Si va in classe a passo lento, concedendosi una sosta svagata in sala professori, una chiacchiera nel corridoio con le colleghe più care, passando prima a infilare il capo nello stanzino delle custodi che ricordano: alle 10 tutte qui per la nostra ultima colazione insieme.
Coi propri studenti si rilegge e si firma il programma, ci si dice qualcosa che non ci siamo mai detti, ci si guarda come non ci siamo mai guardati e come non ci si guarderà mai più: con l’occhio dell’ultimo giorno.
Si mangiano le peggiori schifezze chimiche e i migliori dolci casalinghi, si mescolano insieme patatine fritte torta di mele pop corn crepes mediorientali dixie arachidi pizza e focaccia, in un devastante mangiaebevi irrorato di cocacola fanta e (il più vomitevole) tè alla pesca.

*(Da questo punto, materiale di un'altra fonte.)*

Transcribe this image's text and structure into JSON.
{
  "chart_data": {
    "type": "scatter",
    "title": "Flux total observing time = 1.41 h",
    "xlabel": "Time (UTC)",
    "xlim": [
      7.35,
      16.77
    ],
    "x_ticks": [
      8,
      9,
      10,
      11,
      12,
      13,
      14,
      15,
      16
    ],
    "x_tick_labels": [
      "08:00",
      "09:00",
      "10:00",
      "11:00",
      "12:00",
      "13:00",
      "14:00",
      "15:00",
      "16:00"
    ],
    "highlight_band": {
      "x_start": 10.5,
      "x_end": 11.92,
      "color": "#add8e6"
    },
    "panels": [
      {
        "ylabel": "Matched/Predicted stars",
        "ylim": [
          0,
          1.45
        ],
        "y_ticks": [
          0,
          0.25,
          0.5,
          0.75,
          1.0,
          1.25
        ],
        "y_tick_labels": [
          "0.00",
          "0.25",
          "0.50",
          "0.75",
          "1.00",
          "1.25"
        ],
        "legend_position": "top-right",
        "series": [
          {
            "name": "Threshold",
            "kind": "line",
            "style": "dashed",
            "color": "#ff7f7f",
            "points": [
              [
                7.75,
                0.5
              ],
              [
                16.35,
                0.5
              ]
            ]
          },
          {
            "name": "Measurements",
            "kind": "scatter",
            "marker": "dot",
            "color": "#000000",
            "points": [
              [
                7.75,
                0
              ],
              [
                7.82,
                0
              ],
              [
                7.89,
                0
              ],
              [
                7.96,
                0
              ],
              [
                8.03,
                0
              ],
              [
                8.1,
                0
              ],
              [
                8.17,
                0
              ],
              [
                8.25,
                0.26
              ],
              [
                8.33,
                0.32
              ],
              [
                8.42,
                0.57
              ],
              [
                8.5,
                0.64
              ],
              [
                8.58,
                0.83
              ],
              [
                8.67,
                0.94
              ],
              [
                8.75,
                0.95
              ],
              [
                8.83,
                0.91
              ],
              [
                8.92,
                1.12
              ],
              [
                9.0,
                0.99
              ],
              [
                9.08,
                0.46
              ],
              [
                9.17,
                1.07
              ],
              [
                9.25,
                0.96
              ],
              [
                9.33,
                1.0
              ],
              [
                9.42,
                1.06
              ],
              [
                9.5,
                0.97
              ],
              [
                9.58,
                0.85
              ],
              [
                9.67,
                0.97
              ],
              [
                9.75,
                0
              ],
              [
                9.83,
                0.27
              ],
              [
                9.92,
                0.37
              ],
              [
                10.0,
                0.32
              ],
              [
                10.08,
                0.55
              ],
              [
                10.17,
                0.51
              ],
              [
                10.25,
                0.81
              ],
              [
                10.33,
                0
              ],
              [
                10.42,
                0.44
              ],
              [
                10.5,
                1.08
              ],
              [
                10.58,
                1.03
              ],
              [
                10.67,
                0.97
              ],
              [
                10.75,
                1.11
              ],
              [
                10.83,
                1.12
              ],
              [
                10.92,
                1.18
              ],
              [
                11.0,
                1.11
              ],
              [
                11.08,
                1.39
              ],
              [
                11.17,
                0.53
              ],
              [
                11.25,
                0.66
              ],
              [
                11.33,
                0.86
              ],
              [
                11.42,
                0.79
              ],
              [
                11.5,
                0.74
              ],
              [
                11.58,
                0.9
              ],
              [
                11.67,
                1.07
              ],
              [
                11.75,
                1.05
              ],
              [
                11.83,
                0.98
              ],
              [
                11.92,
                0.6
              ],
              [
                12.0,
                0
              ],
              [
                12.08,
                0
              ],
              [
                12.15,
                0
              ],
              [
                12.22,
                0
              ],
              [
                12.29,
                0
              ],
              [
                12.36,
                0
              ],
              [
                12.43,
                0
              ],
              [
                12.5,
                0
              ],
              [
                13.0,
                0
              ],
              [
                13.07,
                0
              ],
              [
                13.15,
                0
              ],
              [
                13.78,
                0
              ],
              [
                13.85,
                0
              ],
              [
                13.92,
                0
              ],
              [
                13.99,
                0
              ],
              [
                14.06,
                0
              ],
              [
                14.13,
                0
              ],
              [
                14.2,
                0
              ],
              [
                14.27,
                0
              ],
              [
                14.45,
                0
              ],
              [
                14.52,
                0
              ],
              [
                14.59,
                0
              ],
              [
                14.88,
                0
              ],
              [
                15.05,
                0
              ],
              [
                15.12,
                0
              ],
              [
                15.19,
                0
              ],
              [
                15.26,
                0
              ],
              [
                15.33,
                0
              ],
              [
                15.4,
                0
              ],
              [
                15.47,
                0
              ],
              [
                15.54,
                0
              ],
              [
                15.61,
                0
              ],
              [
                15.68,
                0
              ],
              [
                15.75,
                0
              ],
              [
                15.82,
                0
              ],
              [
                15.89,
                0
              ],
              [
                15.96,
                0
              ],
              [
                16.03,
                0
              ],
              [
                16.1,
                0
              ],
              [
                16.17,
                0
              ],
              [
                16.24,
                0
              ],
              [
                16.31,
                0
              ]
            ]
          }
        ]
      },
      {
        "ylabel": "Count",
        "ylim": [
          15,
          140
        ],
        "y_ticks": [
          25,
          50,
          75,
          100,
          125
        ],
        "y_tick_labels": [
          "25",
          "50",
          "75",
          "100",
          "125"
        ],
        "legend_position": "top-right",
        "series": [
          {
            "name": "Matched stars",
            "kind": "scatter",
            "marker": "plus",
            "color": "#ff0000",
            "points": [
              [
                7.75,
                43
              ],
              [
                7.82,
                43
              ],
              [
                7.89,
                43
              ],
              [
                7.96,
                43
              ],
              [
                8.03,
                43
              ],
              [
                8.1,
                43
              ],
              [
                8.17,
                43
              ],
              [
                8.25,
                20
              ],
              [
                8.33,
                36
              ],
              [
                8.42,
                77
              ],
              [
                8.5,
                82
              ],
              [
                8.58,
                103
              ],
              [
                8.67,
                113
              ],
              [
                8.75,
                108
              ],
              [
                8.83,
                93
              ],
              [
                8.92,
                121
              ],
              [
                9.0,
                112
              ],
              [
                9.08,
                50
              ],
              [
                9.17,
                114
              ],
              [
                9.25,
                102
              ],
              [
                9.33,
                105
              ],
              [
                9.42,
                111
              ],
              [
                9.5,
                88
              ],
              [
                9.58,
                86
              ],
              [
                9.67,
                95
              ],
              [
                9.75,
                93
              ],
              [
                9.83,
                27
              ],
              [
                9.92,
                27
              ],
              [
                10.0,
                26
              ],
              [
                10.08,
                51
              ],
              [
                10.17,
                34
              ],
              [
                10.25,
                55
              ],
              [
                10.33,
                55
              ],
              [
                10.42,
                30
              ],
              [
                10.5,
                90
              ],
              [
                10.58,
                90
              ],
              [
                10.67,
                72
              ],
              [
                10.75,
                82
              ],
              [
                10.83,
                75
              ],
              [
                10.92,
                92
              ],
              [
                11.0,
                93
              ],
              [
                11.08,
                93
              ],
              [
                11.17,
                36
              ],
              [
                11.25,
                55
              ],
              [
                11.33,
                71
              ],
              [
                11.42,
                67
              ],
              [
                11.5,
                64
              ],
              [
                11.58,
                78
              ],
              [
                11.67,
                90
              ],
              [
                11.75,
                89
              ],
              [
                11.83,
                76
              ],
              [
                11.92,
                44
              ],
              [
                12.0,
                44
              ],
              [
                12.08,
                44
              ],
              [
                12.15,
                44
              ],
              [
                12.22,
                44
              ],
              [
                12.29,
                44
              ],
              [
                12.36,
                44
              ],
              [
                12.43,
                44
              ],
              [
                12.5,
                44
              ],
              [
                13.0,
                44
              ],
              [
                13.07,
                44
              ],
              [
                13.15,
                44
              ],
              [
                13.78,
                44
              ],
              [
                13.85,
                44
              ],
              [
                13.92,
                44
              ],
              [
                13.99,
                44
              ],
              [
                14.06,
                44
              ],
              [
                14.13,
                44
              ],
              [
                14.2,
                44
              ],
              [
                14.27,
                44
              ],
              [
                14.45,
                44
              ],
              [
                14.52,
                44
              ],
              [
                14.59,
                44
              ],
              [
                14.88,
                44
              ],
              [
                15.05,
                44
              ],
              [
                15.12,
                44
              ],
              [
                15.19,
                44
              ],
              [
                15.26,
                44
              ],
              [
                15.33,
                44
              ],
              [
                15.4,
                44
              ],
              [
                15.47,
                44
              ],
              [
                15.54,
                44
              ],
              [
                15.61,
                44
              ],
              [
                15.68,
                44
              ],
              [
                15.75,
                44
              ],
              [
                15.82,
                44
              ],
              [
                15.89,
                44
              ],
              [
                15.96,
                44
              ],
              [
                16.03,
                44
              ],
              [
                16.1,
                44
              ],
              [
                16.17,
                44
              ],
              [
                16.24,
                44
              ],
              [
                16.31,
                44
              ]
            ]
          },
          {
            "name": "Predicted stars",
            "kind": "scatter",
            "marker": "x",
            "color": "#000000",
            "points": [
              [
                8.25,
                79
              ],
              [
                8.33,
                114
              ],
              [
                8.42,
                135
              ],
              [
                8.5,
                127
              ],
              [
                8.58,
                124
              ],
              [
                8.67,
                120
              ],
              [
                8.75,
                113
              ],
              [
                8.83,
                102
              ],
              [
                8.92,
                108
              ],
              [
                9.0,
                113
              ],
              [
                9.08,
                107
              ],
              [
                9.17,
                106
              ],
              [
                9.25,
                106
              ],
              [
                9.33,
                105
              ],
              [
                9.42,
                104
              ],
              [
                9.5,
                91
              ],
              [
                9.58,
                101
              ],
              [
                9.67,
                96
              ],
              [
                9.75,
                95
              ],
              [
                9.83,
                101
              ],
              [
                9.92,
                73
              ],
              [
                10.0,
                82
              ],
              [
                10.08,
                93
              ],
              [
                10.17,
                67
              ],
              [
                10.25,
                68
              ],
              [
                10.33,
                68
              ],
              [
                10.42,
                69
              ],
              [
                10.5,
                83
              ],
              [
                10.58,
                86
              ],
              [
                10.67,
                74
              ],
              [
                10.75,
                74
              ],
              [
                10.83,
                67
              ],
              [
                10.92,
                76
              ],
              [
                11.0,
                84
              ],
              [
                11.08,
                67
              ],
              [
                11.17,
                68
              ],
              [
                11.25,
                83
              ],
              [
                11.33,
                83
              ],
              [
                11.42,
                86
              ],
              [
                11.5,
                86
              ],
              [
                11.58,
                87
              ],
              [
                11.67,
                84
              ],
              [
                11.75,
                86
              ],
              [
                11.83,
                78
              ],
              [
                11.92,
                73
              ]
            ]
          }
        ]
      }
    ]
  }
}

In aula si boccheggia e così si esce in cortile. Ma in cortile non ci sono le prese per le casse e così si rientra in aula per cantare buon viaggio che sia un’andata o un ritorno (e per quanta strada ancora c’è da fare amerai il finale). In palestra c’è il torneo di pallavolo e così si va a fare il tifo. Ma in palestra per il caldo l’umidità il puzzo di ascelle e di piedi non si respira e così si va in giardino.
In giardino ci si tira la palla alla rinfusa, si ride di chi sbaglia e si vocia a chi non gioca, si fa il mucchio delle borse, ci si spoglia a rate, ci si sgranano i pantaloni ma pace.
I professori ligi spendono le ore alla cerca degli alunni itineranti per radunarli insieme come con il gregge il cane da pastore. I professori scervellati vanno dove gli pare e si fanno cercare dagli alunni.
Vincono nella classifica delle parole più pronunciate: vacanza, alé, insufficienze, oh no, gavettoni, vaffanculo.
Io non so se essere felice perché è l’ultimo giorno. O disperata perché potrebbe essere l’ultimo giorno in assoluto in questa scuola.